I guess people have the right to show their support in this way. I would guess he'll have no trouble, with his experience, landing a good job, so I don't understand why someone would do this, unless they are just using their money to make a statement.
I still don't know if those emails were foolishly intended as private emails to his girl friend, but he was using a government computer to send them, which technically he should have avoided. I am certain people email their significant others all the time from work to tell them they'll be home late, and what not. If you send a communication using your company or government terminal I suppose you have no privacy; yet i'm old fashioned enough that it bothers me, not that companies/government might monitor email sent over their servers, but that people would release it for political reasons. I still have not seen anything to suggest that his work was impacted in any way by his political views, as pungent and ambiguous as they apparently were.
And of course it must be true that close to 100% of government employees have personal political views. They can't be legally discriminated against for harboring such views, and it is a stretch to say that someone who expresses a political view in an ersatz private communication to a personal friend, even if that friend is also an employee, can be considered as political activity at work. The latter, in government positions, is always both inappropriate and illegal under the Hatch Act. Strzok's ersatz private email was certainly not the kind of political expression that the Hatch Act was intended to address.

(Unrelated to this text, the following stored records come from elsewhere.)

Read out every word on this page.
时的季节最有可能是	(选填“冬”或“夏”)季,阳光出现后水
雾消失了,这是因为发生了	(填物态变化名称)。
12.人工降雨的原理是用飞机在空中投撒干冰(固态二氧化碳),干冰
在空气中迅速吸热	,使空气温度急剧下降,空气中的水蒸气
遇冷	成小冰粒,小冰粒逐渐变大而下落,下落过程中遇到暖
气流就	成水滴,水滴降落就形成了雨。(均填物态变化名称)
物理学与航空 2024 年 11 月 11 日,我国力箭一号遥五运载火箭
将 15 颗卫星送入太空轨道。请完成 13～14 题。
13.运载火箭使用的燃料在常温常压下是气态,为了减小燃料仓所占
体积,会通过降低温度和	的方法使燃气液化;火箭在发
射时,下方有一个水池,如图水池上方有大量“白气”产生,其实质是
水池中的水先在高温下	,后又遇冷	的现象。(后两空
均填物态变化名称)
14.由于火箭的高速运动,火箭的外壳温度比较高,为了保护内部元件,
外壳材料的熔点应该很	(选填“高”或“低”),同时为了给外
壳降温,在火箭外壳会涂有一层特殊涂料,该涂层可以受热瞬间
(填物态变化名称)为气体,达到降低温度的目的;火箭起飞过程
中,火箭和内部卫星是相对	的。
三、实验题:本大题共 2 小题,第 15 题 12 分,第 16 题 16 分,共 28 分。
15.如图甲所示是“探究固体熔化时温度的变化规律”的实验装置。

I was equally bothered by the opinion of some here on ET that the IRS's Ms Lerner should lose her Fifth Amendment right because she is a Government employee, or even because she is a government employee testifying before a congressional committee. That view, fortunately, did not hold up ; yet it is disturbing that anyone should think that. She had been unwise in becoming a little too conspicuous outside of work in expression of her political views, but being unwise, in and of itself, does not eliminate our Constitutional rights, I hope.